На могучего чалого туркестанца звенигородского князя навалились сразу три низкие степные лошадки, на которых тоже давили задние скакуны, – и чалый начал заваливаться назад и набок.
«Надо было вставать позади!» – запоздало посетовал воевода, падая вместе с конем, но изменить что-либо уже не мог.
Не особо испугавшись, бывалый воин в первую очередь высвободил ноги из стремян, поджал, торопливо закрыл щитом голову и плечи. И уже через миг по щиту застучали копыта, с силой вбивая его в тело.
Успешно смяв два ряда боярской конницы, татары потеряли почти всех передних воинов, и схватка затихла – между русскими и степняками оказались зажаты десятки лошадей с уже мертвыми всадниками либо с пустыми седлами. Живые враги друг до друга просто не доставали.
И в этот миг над полем прокатился протяжный оглушительный гром, от которого у людей заложило уши, а многие лошади встали на дыбы.
Поле за спинами русских воинов, между московской дружиной и ее обозом, заволокло дымом. Это вкопанные между соснами три десятка пушек Большого наряда с расстояния всего в три десятка шагов ударили единым залпом по увлеченным погоней татарским сотням, оказавшимся в одиночестве на открытом поле. Крупная речная галька, щедро забитая в стволы, буквально снесла ближние ряды конницы, выбила многих всадников, скачущих посередине, и повалила немало людей даже у самого ручья.
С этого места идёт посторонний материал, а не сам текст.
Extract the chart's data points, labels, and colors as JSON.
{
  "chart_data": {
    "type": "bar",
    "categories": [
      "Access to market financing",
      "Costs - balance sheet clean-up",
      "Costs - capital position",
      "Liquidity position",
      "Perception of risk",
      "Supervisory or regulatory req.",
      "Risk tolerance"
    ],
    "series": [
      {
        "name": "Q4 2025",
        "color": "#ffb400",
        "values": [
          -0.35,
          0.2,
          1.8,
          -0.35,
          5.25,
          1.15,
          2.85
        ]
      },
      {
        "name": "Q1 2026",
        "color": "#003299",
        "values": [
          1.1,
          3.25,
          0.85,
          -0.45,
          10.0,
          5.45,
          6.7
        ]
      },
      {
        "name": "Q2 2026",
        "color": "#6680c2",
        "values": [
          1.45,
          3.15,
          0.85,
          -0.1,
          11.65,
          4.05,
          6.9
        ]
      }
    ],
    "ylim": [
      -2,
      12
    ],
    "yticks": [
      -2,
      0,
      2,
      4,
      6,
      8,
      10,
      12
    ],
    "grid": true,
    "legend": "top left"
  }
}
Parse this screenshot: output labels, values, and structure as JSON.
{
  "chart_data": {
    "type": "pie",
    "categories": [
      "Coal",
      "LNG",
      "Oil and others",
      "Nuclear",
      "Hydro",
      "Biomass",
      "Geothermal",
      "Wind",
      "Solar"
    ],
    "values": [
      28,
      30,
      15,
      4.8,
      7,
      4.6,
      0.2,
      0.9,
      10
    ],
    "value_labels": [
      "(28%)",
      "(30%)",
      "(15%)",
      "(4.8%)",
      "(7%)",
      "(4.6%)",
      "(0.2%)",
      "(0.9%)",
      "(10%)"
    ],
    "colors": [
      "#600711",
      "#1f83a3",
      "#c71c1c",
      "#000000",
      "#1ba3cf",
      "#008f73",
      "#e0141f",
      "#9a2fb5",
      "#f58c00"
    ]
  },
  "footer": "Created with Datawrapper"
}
Боровская дружина, уже доскакавшая почти до самого обоза, после громового раската за спиной стала, словно бы по сигналу, натягивать поводья и разворачиваться, опуская рогатины. Примерно полусотня степняков, успевших проскочить смертельное поле до залпа, частью налетели на эти копья, частью успели отвернуть и ускакать между сосен либо увязли в топкой земле возле ручья.
– За Ру-у-усь!!! – вскинув рогатину, громко закричал князь Ярослав. – Не посрамим имени батюшки моего, Владимира Храброго!!! За Ру-у-усь!!!
Три сотни идущих стремя к стремени бояр, одетых в прочное сверкающее железо, на тяжелых, породистых и хорошо откормленных скакунах, с низко опущенными копьями стали разгоняться для таранного удара – и уцелевшие после залпа степняки, хорошо знающие, во что превращает любого вставшего на пути врага даже обычный скачущий табун, предпочли со всех ног метнуться в стороны, открывая дорогу кованой лавине.
Главные татарские силы, почти окружившие русскую дружину и теперь прижимающие ее к лесу, – почуяли неладное, слегка отступили, прислушиваясь и вглядываясь в дым. Напор ослаб, оставшиеся без всадников скакуны, пользуясь возможностью, стали разбегаться в стороны, а бояре – пробиваться между ними вперед, пытаясь сблизиться с ворогом хотя бы на расстояние копейного укола.
И вот тут вдруг из густых белых клубов на поле брани стала вылетать на рысях ряд за рядом русская конница. Бояре в сверкающих мертвыми ухмылками железных масках склонялись к гривам коней, вытягивали вперед похожие на маленькие мечи наконечники рогатин и подгоняли, подгоняли оскалившихся и хрипящих, покрытых розовой пеной лошадей.
Несколько мгновений тяжелого мерного топота – и кованая рать врезалась в задние ряды окруживших главную дружину татар, протыкая беззащитные спины и опрокидывая легких лошадок, чтобы тут же пронзать, рубить и опрокидывать следующих врагов.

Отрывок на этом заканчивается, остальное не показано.